For some reason I found it really stressful when she snapped back out of the routine. All of a sudden she was all over the place. She'd wake up at 5am, nap whenever, if ever, and we'd spend ages trying to settle her at night. I decided she was overtired so one night about 2 weeks ago we moved her to her own room and brought her bedtime forward to 6.30pm. That first night it took us an hour to get her to sleep so she ended up going to bed at her usual bedtime but the previous night had also taken an hour which meant she went to sleep an hour later than usual, so perhaps we were getting somewhere. Gradually over the next couple of days she got into this new rhythm and things seemed to be going quite well until suddenly it all went pear-shaped again a few days after my chat with my boss.

I don't remember the details now as it is all a blur but it seemed very important to us that we get her into a routine and that she sleep well during the day and she didn't seem to be doing that. It's possible she was picking up on my anxiety regarding next year following the Return To Work talk.

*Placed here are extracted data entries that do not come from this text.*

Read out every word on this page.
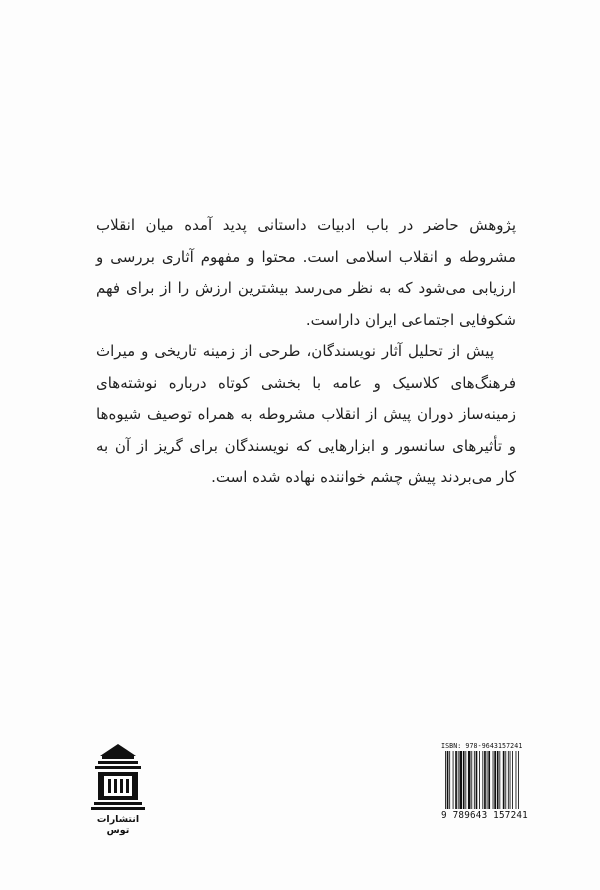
پژوهش حاضر در باب ادبیات داستانی پدید آمده میان انقلاب مشروطه و انقلاب اسلامی است. محتوا و مفهوم آثاری بررسی و ارزیابی می‌شود که به نظر می‌رسد بیشترین ارزش را از برای فهم شکوفایی اجتماعی ایران داراست.

پیش از تحلیل آثار نویسندگان، طرحی از زمینه تاریخی و میراث فرهنگ‌های کلاسیک و عامه با بخشی کوتاه درباره نوشته‌های زمینه‌ساز دوران پیش از انقلاب مشروطه به همراه توصیف شیوه‌ها و تأثیرهای سانسور و ابزارهایی که نویسندگان برای گریز از آن به کار می‌بردند پیش چشم خواننده نهاده شده است.

انتشارات توس
ISBN: 978-9643157241
9 789643 157241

Then again, it also seemed to happen around the same time that the milk blister occurred (see next post).

Now I don't know what's going on. I was going mad for a while. One morning, after spending an eternity trying to get her to take a morning nap, I took her for a walk in the pram out of desperation. It was hot, it was not the best time of day to be out walking. I had spent days, if not weeks, at home trying to help Phoebe into her routine, seemingly for nothing. Every morning that I struggled to get her to sleep signalled another day that she wasn't getting enough and another day I'd have to wait to get her Sleep Issues sorted. I phoned Toby and told him I was irrationally angry with him for not putting her into her cot for a nap that morning. (Toby had looked after her whilst I slept.) I cried. I was so fed up with it all.

Since then I've had to chill out and let her fit her naps into my day again, within reason. Perhaps I was feeling under pressure to get her into a routine before she was ready, in preparation for childcare next year. But then I was also convinced that she was ready for a routine. So what threw her out? The milk blister? My anxiety? Her vaccinations? Her cold? Her cough? Teething? All of the above? Toby had the nerve to suggest it might be to do with too much caffeine in my diet. HOW VERY DARE HE!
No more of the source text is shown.